ここまでわかりやすい展開になる可能性がどれほどあるかはわからない。
しかし、中国が自国の資本市場と人民元の経済圏の育成を急いでいるところを見ると、中国の側にも大きな危機感があるのだろう。
ただし、米国が挑む資本戦争とは米国にとってバラ色のものではない。
中国はいまだ米国債の上得意だ。
そのお得意さんを失うことは、ただでさえ米実質金利が水面下にある中で、ドルや米債にとっても大きな打撃になるはずだ。

現金はこの環境ではダメだ。
債券も私の意見では良い資産クラスではない。
だから、利回りではなく、何が他に富の保蔵手段になるか考えなさい。

ダリオ氏は、こうした環境で恩恵を受ける株式が富の保蔵手段になると主張した。
同氏は、低金利で債券の価格対利回り比率が上昇した分、株価倍率も上昇すると予想する。

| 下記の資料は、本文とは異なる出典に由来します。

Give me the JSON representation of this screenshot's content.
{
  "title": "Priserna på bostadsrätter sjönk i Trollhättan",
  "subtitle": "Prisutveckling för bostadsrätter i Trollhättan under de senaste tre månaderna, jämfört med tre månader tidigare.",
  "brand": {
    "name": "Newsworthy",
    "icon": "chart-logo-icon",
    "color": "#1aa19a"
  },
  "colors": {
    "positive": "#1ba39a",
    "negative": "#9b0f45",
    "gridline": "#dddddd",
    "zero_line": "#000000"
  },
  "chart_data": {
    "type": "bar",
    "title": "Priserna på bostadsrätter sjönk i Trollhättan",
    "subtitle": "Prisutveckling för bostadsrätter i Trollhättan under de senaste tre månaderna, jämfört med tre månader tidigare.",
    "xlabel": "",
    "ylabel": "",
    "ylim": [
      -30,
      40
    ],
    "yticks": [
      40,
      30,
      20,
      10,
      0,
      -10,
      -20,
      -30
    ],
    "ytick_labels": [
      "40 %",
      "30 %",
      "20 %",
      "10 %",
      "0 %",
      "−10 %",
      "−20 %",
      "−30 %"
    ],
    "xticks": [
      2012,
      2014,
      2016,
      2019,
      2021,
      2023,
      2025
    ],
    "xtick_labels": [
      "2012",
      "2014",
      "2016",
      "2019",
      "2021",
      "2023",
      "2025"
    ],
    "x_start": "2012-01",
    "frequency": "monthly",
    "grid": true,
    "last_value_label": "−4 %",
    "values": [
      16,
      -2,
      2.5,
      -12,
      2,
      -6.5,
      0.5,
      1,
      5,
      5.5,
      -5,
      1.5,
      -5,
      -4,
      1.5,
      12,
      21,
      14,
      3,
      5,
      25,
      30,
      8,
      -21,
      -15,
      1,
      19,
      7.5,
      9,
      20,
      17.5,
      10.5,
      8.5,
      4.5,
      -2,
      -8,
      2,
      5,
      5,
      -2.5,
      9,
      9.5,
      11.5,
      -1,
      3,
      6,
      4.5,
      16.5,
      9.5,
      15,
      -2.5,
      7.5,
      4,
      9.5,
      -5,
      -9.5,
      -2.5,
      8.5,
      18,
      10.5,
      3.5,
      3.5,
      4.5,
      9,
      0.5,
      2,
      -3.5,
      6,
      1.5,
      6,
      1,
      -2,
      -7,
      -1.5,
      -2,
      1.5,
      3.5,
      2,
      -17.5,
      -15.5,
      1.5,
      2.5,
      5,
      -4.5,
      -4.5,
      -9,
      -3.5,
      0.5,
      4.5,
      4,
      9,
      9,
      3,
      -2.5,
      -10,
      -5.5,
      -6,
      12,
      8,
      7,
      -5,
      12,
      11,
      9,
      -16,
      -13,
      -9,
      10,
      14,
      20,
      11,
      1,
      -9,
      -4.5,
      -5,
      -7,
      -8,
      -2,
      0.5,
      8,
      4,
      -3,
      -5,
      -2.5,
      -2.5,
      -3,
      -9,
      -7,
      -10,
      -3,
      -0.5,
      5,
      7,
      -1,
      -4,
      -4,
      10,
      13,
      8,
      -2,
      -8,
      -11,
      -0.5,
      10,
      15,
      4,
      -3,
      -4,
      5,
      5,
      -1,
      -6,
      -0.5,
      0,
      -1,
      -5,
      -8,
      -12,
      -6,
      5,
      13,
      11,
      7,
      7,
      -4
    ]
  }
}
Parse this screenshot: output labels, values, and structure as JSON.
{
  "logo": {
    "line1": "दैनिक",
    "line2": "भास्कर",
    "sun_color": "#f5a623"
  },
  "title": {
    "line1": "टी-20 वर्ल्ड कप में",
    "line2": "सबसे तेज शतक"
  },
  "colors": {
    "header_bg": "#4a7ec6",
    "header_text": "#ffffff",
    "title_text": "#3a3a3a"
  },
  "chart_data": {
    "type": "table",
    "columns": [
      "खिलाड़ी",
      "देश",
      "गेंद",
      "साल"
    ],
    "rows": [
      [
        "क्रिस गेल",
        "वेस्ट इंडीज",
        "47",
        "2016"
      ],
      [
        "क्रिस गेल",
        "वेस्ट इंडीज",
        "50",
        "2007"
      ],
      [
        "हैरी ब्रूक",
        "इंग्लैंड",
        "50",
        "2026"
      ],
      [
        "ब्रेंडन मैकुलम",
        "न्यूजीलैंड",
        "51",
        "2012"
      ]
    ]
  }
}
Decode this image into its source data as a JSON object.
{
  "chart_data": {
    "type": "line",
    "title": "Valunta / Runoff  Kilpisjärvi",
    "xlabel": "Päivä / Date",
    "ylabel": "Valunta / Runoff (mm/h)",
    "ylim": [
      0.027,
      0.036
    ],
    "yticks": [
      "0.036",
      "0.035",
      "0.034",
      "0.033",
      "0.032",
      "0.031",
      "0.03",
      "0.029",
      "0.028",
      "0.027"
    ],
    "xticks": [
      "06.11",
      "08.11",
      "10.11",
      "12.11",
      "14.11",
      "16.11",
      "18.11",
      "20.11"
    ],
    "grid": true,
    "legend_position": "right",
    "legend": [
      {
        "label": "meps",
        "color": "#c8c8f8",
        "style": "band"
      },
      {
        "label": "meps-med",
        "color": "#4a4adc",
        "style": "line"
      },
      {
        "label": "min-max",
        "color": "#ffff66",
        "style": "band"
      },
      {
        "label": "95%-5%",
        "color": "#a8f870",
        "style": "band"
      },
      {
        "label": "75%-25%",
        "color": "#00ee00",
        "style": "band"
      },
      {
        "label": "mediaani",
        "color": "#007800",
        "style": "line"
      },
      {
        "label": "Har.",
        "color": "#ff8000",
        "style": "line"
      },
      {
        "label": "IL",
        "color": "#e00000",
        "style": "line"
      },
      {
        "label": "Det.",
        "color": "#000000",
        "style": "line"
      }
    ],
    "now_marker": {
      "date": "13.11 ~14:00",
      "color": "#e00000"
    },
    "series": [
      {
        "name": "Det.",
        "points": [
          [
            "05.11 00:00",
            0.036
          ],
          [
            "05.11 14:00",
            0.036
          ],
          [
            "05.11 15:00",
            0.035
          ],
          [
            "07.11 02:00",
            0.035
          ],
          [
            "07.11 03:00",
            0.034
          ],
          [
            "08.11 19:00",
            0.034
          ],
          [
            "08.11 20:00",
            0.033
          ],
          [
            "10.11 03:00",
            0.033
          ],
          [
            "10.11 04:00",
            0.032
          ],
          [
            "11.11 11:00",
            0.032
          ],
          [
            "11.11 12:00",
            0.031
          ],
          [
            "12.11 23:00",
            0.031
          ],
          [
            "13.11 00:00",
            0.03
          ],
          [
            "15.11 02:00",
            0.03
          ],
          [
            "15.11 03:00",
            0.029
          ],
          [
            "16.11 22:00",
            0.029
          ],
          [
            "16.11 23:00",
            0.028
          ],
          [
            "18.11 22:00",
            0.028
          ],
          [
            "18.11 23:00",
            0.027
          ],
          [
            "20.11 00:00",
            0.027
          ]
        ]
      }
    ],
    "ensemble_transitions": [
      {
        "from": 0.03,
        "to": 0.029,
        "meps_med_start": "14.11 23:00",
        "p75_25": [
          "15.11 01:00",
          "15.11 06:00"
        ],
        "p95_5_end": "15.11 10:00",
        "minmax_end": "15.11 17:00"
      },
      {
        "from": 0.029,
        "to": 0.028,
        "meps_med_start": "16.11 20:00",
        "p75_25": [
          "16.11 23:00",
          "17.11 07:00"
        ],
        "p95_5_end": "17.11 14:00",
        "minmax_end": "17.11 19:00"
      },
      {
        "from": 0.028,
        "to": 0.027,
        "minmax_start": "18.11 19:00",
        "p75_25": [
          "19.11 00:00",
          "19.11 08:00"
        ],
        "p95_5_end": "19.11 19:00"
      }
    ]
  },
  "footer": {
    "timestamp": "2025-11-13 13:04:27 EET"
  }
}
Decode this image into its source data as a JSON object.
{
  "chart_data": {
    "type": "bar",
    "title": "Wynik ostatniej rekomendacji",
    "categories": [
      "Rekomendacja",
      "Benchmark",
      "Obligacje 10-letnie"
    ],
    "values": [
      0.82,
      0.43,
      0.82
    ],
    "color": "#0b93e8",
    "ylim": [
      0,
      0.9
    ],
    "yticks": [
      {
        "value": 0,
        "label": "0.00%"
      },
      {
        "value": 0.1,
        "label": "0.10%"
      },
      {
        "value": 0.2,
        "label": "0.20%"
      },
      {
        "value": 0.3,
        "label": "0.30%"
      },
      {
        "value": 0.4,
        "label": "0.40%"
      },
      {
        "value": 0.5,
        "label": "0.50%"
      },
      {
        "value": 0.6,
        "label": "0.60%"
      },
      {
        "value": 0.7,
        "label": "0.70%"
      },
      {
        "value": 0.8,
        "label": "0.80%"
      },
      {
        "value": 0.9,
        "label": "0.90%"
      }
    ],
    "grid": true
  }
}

オルタナティブに手を伸ばすより、ポートフォリオのバランス・分散が重要だと話した。
(金利が極端に低下すると、債券は利回りが下がるだけでなく、分散効果を失ってしまうと指摘している。)
また、金には歴史的に分散効果が認められ、ポートフォリオに大きな比率ではないものの組み込むべきと話している。